No começo da Avenida Professor Oscar Pereira, a vizinhança é composta por gente que já partiu desta para uma melhor. Ali fica a maior concentração de cemitérios da Capital, com vista privilegiada da cidade.
O primeiro a se estabelecer no “alto da Azenha” foi o Cemitério da Santa Casa, em 1850. Com o esgotamento das covas onde hoje há a Cúria Metropolitana, no Centro Histórico, foi escolhido um terreno à época fora dos limites da cidade para os sepultamentos. O general Duque de Caxias foi quem ordenou a construção, e a tradicional instituição de saúde ficou responsável por sua administração.
A região da Azenha era rural, praticamente desabitada há 171 anos, lembra a historiadora do Centro Histórico Cultural da Santa Casa, Gabriela Portela Moreira. Naquela época, passou-se a acreditar que exalações produzidas por corpos de pessoas mortas poderiam ser vetores de doenças, por isso, escolhiam lugares distantes.

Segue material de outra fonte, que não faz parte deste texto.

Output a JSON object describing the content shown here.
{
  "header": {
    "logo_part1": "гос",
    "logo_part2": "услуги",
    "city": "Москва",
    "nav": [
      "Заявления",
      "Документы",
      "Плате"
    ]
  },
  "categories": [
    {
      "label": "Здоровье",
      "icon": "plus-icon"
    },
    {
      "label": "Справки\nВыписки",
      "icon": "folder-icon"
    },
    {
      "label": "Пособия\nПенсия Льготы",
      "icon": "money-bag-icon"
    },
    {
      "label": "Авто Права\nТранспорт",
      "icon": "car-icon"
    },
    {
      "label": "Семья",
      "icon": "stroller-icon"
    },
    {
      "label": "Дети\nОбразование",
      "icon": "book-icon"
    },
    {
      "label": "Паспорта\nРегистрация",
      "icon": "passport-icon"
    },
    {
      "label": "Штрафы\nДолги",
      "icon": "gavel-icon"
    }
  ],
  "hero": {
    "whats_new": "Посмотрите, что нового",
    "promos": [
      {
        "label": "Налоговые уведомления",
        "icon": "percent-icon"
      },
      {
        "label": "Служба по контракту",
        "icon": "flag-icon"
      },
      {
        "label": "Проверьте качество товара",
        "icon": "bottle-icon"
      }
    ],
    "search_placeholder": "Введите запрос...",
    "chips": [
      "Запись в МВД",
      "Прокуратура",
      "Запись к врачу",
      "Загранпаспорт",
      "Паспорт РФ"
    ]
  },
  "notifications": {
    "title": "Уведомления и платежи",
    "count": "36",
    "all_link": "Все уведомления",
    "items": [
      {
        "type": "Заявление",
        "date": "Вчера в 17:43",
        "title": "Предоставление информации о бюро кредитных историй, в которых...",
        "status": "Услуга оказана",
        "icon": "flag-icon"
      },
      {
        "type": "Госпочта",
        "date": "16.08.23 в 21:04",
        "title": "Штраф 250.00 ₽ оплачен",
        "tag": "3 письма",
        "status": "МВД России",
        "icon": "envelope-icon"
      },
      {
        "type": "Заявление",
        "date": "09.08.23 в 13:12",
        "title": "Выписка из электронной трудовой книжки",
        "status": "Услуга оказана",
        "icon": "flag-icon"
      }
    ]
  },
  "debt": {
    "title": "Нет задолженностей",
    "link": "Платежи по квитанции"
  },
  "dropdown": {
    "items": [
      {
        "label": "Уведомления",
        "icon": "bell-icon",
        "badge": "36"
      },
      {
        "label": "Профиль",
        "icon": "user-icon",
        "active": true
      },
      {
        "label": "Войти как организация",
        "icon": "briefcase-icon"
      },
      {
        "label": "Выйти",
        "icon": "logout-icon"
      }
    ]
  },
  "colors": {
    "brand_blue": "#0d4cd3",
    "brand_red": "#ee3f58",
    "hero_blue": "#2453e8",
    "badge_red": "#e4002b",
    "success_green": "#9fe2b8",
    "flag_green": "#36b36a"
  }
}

O Cemitério da Irmandade do Arcanjo São Miguel e Almas foi o primeiro a se desvincular da Santa Casa, em 1908, e é considerado um exemplo em galerias de grande escala. Pela proximidade a eles e pela questão geográfica, pela altura e afastamento, surgiriam outros ao lado, como o Cemitério União Israelita, o Crematório São José, o João XXIII e o arborizado Luterano.
Além de servir para o descanso eterno, os cemitérios acabam fazendo vezes de museu ao ar livre. Ali no da Santa Casa, entre as 34 mil unidades para sepultamento espalhadas por 10 hectares, ocorriam visitas guiadas, oficinas de fotografia e de desenho e caminhadas culturais antes da pandemia de covid-19.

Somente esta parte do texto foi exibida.